In Romania there is only one school teaching in the Ukrainian language - T.Şevcenko.Ukrainian High School of Sighetu Marmatiei.
In some Romanian schools from areas with a compact Ukrainian population, Ukrainian language and literature is part of the curriculum. Ukrainians from Romania can get a Philology degree in Ukrainian at the Universities of Bucharest, Cluj and Suceava which have Ukrainian sections within their Philology Departments.
Education in the Ukrainian language in Romania has a fairly long history. Following the 1948 reform of public education, in areas where Ukrainians made up the majority of the population, primary and secondary schooling in the community’s mother tongue became mandatory. Secondary schools were opened in Siret, Sighet, Tulcea and in 1954 in Suceava. Two Pedagogical Schools with a 4 year course were founded in Siret and Sighet and the Ukrainian language and literature department at the Philology College in Bucharest came into being. In 1956 about 8825 students were being taught in Ukrainian. After a mere decade and a half, Ukrainian schools were turned into Romanian teaching schools, with only a few of them having Ukrainian as an optional subject.
After 1990, education in the Ukrainian language saw a revival, starting with teacher training for kindergartens and pedagogical schools in three Romanian cities: Sighetu Marmaţiei, Suceava and Tulcea. In some schools in Maramures classes and groups with maternal language curriculum became available, and in 1997 the "Taras Shevchenko" bilingual High School was reestablished in Sighetu Marmatiei.
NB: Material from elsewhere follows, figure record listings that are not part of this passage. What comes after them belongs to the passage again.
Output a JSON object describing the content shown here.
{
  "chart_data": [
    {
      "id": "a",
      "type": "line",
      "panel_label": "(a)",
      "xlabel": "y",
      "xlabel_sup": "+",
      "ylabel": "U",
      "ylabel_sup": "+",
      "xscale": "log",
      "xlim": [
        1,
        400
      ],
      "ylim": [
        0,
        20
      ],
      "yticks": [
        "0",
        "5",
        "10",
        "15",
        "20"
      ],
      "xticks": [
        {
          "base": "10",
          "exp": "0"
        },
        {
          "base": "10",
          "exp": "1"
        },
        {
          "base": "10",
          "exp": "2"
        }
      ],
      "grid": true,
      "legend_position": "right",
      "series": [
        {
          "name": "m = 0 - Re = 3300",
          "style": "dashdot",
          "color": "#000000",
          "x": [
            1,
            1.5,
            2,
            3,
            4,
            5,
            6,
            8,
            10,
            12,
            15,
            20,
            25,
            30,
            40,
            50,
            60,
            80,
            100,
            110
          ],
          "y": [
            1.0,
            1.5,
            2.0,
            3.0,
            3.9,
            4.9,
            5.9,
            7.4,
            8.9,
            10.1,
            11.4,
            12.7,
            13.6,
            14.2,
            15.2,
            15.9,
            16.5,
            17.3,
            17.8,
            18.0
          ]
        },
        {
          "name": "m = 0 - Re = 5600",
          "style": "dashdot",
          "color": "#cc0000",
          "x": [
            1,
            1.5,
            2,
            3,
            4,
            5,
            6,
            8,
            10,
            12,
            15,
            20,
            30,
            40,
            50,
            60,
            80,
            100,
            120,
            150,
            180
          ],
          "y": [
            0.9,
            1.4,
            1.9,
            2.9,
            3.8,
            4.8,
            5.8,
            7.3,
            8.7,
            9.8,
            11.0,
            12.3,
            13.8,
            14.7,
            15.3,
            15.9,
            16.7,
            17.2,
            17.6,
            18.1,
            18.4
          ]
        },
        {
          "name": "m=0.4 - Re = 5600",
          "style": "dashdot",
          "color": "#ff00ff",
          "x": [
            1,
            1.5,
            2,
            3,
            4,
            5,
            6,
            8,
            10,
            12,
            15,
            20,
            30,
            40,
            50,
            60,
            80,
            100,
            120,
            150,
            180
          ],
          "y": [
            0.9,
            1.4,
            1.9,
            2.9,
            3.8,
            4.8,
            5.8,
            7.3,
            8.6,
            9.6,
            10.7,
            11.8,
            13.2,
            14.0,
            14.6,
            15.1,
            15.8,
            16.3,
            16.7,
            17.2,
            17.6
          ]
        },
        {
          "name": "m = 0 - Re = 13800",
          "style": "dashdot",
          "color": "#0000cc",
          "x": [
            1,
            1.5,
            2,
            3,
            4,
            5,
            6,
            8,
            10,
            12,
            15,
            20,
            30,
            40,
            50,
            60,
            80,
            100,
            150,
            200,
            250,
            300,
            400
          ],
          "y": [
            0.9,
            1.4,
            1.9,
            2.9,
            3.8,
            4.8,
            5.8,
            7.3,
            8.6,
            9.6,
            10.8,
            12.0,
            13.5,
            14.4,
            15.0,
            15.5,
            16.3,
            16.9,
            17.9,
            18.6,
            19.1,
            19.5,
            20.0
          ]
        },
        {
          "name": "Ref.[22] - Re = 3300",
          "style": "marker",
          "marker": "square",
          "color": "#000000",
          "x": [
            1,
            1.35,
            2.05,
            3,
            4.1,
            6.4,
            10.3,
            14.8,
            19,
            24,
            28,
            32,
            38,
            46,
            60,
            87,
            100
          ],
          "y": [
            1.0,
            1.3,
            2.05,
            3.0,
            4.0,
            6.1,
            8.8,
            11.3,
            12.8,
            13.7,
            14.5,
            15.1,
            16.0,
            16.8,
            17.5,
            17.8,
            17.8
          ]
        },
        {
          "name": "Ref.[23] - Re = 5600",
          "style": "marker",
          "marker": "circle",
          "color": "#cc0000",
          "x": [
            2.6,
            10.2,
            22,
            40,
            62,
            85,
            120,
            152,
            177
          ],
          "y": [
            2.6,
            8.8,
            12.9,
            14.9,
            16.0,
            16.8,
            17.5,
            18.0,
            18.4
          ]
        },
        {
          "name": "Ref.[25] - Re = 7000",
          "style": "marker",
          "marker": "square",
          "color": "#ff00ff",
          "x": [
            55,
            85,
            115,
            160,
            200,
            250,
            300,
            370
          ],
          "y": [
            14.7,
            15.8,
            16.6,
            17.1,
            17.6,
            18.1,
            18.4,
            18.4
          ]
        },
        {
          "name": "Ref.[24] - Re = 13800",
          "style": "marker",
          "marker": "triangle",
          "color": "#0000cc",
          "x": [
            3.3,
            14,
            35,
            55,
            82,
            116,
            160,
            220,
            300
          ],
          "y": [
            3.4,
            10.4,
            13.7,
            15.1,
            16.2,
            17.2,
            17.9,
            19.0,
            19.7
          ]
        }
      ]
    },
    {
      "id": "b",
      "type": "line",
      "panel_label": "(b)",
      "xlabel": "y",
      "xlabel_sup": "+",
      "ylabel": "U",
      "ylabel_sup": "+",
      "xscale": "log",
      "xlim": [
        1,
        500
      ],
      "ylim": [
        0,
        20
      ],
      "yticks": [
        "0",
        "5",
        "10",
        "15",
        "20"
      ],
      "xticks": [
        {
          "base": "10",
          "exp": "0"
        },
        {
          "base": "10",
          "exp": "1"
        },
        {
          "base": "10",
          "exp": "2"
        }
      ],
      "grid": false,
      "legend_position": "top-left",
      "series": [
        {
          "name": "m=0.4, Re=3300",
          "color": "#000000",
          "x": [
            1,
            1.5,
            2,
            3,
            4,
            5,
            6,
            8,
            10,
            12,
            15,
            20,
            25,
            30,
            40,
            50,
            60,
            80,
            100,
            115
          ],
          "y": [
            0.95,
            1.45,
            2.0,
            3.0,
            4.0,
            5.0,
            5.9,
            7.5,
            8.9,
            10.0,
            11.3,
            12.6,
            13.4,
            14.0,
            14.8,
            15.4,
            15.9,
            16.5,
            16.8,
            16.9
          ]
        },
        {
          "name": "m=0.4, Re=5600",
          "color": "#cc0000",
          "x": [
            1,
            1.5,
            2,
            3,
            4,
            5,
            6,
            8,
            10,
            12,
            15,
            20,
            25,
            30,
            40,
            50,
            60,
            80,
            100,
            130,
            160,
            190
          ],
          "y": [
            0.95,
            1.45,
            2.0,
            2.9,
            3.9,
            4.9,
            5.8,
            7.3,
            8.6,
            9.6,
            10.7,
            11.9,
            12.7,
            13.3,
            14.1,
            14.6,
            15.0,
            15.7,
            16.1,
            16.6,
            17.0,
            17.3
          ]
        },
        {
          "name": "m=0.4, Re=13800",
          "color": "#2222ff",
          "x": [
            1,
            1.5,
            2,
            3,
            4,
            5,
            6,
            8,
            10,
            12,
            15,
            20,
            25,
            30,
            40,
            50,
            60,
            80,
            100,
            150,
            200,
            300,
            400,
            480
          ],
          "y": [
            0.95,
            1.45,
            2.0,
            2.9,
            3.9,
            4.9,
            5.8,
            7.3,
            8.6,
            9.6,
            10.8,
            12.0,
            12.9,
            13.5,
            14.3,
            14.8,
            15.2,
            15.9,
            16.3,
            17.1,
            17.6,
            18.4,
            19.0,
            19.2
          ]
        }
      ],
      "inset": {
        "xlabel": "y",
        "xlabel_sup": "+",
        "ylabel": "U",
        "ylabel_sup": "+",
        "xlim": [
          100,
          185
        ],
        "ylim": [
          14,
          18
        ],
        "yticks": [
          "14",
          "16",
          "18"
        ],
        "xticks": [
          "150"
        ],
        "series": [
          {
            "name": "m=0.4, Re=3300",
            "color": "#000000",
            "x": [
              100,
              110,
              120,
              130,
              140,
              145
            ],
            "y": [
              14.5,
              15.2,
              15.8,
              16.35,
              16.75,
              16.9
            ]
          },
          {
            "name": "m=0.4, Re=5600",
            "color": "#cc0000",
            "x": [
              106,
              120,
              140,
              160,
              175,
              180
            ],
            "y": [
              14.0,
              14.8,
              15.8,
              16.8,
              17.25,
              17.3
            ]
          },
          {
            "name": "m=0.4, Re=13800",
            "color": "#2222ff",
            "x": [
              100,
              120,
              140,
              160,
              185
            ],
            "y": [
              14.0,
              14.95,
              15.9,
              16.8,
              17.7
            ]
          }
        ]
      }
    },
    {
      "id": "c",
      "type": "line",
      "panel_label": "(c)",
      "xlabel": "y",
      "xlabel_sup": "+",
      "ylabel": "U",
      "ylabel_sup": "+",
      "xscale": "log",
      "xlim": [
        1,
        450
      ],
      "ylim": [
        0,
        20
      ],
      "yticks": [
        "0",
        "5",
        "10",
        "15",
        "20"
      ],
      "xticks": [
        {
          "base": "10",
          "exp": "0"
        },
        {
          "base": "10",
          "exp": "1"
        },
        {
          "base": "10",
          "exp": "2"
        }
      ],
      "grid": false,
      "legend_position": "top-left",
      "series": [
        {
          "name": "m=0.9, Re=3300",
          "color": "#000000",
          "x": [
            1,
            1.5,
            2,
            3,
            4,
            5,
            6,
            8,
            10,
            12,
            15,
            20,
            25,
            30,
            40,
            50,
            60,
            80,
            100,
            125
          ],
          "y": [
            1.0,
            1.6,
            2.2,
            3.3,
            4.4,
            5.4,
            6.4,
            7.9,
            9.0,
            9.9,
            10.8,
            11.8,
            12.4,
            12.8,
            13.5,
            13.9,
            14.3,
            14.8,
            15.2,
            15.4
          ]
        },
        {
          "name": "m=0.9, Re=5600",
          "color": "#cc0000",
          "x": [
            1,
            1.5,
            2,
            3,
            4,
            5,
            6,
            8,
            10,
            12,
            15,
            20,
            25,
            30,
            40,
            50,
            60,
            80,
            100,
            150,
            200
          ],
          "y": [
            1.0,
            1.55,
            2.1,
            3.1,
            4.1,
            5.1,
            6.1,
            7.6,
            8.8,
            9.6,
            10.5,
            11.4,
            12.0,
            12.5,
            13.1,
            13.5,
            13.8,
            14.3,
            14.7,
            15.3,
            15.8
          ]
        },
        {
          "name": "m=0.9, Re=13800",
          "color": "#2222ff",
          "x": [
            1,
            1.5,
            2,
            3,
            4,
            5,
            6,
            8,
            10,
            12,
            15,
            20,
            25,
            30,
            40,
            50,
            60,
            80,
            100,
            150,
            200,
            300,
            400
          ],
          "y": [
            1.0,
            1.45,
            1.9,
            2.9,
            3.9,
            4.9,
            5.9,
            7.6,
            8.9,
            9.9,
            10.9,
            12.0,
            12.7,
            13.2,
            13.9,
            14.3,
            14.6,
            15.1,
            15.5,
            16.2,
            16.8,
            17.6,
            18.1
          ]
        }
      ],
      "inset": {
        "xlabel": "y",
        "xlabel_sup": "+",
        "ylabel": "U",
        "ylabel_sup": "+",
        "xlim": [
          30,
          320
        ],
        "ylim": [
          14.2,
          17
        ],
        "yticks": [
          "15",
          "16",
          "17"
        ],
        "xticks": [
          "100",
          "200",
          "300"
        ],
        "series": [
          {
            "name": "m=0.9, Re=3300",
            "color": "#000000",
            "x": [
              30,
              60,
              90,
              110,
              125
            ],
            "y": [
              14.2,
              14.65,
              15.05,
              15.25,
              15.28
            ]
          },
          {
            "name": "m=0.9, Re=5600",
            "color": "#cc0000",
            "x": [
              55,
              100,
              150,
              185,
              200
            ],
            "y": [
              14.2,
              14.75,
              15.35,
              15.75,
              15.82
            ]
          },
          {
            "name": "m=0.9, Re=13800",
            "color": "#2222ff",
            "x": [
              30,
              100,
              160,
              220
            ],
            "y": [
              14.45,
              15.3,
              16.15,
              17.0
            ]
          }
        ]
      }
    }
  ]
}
Also, within the "Mihai Eminescu" Pedagogical High School from Suceava, special classes were set up to prepare future teachers for the schools in the rural Ukrainian areas. Currently there are 63 primary schools attended by 7360 children where the Ukrainian language is studied as a mother tongue.
Besides the Ukrainian language departments at the universities of Bucharest and Iasi, two such departments have been recently established at the universities of Suceava and Cluj-Napoca. A large number of graduates from these departments are sent to Ukraine for study by the Romanian Union of Ukrainians.
The Ukrainian minority is represented by the Romanian Union of Ukrainians (RUU), which is also the only Romanian organization recognized by the Ukrainian World Congress, the Ukrainian World Forum, the Ukrainian European Congress and the "Ukraine in the world” Association. The RUU issues 5 monthly publications: 3 newspapers (UKRAINSKIY VISNEK, VILNA SLOVO, THE UKRAINIAN COURIER) and 2 magazines (NAS HOLOS, Dzvonek (BELLFLOWER-for children)), and publishes annually over 30 books by Ukrainian poets and prose writers both in the Ukrainian and Romanian languages.
THE RELIGIOUS NEEDS OF THE UKRAINIANS IN ROMANIA are represented by the Ukrainian Orthodox Vicariate, part of the Romanian Orthodox Church, with headquarters in Sighetu Marmatiei (the Vicariate was established in 1996 and it includes 25 parishes and 52,000 parishioners), and the General Ukrainian Vicariate of the Greek Catholic Church with headquarters in Suceava (the Vicariate was reestablished in 1996 and it has about 6000 parishioners).